Business

Move over, GQ and Details: M mag is back

Conde Nast, which has been largely absent from the world of launching magazines since its $100 million flop with Portfolio, is returning to the start-up game next week.

M magazine, from Condé Nast’s Fairchild division, makes its comeback on newsstands on Monday, with a cover featuring Bradley Cooper — the surprise star of the hugely profitable flick, “The Hangover.”

The new quarterly magazine will be aiming for circulation of about 75,000 to men with household income above $200,000.

“It’s a very American magazine, but I wanted it to have a touch of European and a little panache,” said Editorial Director Peter Kaplan. “We’re making a magazine that cuts to the core of the culture,” he said, “one that combines fashion with an idea.”

Each of the quarterly magazines will have a different theme and the theme for the debut issue is “ambition.” It has the expected profile of a designer: Karl Lagerfeld.

And it also has some fun. To wit: an anonymous article written by a billionaire’s wife under the pen name “Pola Debevoise,” which film fans may recall was Marilyn Monroe’s moniker in “How to Marry a Millionaire.”

The title of the anonymous M piece is “I Married a Billionaire.”

“Billionaires are insane, so there are no boring days,” she writes. Guessing the author’s identity and that of her media mogul husband — who wears an Allen & Co windbreaker when he runs — is likely to be an interesting parlor game.

M last appeared as a magazine in 1992, when it folded in the wake of the early ’90s recession.

Other than the resurrection of the name, the new magazine doesn’t have much in common with the old M or its successor M Inc.

For one, the cover is heavy matte stock. Kaplan says it is the same paper that Henry Luce used to launch Fortune. Inside, there’s glossy stock and heavy print. The idea is to serve up a brawny magazine.

“Ink and paper were chosen carefully,” said Kaplan. “It’s a magazine to state the love of print.”

That’s a contrarian view these days, as most of his rivals push to find a digital solution to the advertising drain that has afflicted most titles over the past four years.

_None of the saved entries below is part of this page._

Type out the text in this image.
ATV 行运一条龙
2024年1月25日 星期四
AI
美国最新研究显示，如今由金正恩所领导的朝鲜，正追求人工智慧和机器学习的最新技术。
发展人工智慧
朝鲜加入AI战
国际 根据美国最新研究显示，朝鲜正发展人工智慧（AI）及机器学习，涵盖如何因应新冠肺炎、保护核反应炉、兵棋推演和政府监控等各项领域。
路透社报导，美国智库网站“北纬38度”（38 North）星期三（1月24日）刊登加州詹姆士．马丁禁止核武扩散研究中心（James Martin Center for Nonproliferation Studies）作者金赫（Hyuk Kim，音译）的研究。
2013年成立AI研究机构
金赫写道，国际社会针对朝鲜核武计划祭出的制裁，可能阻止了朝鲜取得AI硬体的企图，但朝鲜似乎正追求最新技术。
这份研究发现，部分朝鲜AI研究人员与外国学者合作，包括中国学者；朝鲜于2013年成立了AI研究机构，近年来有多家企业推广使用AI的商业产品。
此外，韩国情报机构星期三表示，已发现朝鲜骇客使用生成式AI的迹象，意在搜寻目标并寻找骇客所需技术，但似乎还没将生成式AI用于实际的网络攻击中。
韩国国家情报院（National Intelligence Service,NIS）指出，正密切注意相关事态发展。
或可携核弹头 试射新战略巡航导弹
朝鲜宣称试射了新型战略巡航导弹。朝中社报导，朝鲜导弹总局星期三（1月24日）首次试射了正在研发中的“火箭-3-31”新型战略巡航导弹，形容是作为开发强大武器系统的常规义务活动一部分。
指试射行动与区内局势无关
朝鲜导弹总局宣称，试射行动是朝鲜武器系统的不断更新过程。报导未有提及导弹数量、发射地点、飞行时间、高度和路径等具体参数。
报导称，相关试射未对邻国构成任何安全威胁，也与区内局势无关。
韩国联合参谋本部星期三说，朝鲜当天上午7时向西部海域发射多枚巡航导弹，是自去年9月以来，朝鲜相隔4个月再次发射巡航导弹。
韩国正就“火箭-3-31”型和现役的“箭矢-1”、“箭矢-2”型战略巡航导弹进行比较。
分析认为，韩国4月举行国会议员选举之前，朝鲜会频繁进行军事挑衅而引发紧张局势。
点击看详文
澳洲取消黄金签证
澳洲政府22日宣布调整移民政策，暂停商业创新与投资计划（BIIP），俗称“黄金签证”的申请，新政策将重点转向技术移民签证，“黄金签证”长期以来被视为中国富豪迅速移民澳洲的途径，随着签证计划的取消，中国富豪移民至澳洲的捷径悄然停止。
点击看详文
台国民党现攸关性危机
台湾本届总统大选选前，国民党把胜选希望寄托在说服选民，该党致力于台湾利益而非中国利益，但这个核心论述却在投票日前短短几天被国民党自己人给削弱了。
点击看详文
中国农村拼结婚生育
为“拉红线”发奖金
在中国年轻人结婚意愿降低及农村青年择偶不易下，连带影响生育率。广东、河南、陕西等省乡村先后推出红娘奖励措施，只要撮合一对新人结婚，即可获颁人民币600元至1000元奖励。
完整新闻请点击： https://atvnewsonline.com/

Unlike the last great Condé Nast launch, this one is clearly niche, aimed at “the affluent trailblazers who want to look under the hood,” said Kaplan. “It’s not a laddie magazine or a mass magazine. Every piece combines fashion and news.

“Are we still capable of creating magazines that are not tintypes that have identities all their own?” Kaplan asked.

We’ll find out. The debut issue carries 41 ad pages from companies such as Armani, Dunhill, Versace, Louis Vuitton and J. Crew-Ludlow.

Griffin gig

Guess who Barry Diller, chairman of IAC/InterActiveCorp, has turned to as he figures out a plan to save Newsweek?

Reliable sources tell us it’s Jack Griffin, the short-timer CEO of Time Inc., which counts Newsweek arch- rival, the venerable Time, as its traditional flagship.

During his five-month tenure at Time Inc. that ended in early 2010, Griffin spent a lot of energy studying Time magazine. None of his plans were implemented as he was unceremoniously tossed out after clashing with Time Inc. old guard.

It does mean, however, that he is likely armed with lots of strategic information about Newsweek’s rival.

Griffin used some of his severance money from Time Inc. to set up his own consulting business. He declined to comment when contacted by Media Ink.

A spokesman for Newsweek Daily Beast confirmed it used consultants in the recent search for a new CEO, Baba Shetty, but declined to identify anyone.

S&P dings AMI

American Media Inc., owner of the National Enquirer, Star and Shape, said it is embarking on its first company-wide digital initiative, with plans to spend up to $30 million over the next three years.

The expenditure comes only days after Standard & Poor’s warned that the company, which emerged from bankruptcy two years ago, could be facing a new default crisis on its remaining $495 million in debt.

As a result, S&P lowered its debt ratings to “negative” from “stable.”

The downgrade was due to declining advertising and newsstand sales and intense competition on from celebrity and entertainment websites such as TMZ, Gawker and People.com

“The downgrade conveys our expectations that continued declines in revenues will outweigh the company’s cost reduction measures, resulting in rising debt leverage, thinning discretionary cash flow and a narrowing margin of compliance with financial covenants,” S&P said.

For the three months ended June 30, revenue and earnings before interest, taxes, depreciation and amortization (Ebitda) declined 6.4 percent and 9.3 percent, respectively, S&P found.

AMI CEO David Pecker insisted that despite the new spending, the company will meet its earlier projection to have Ebitda between $105 million and $110 million this year.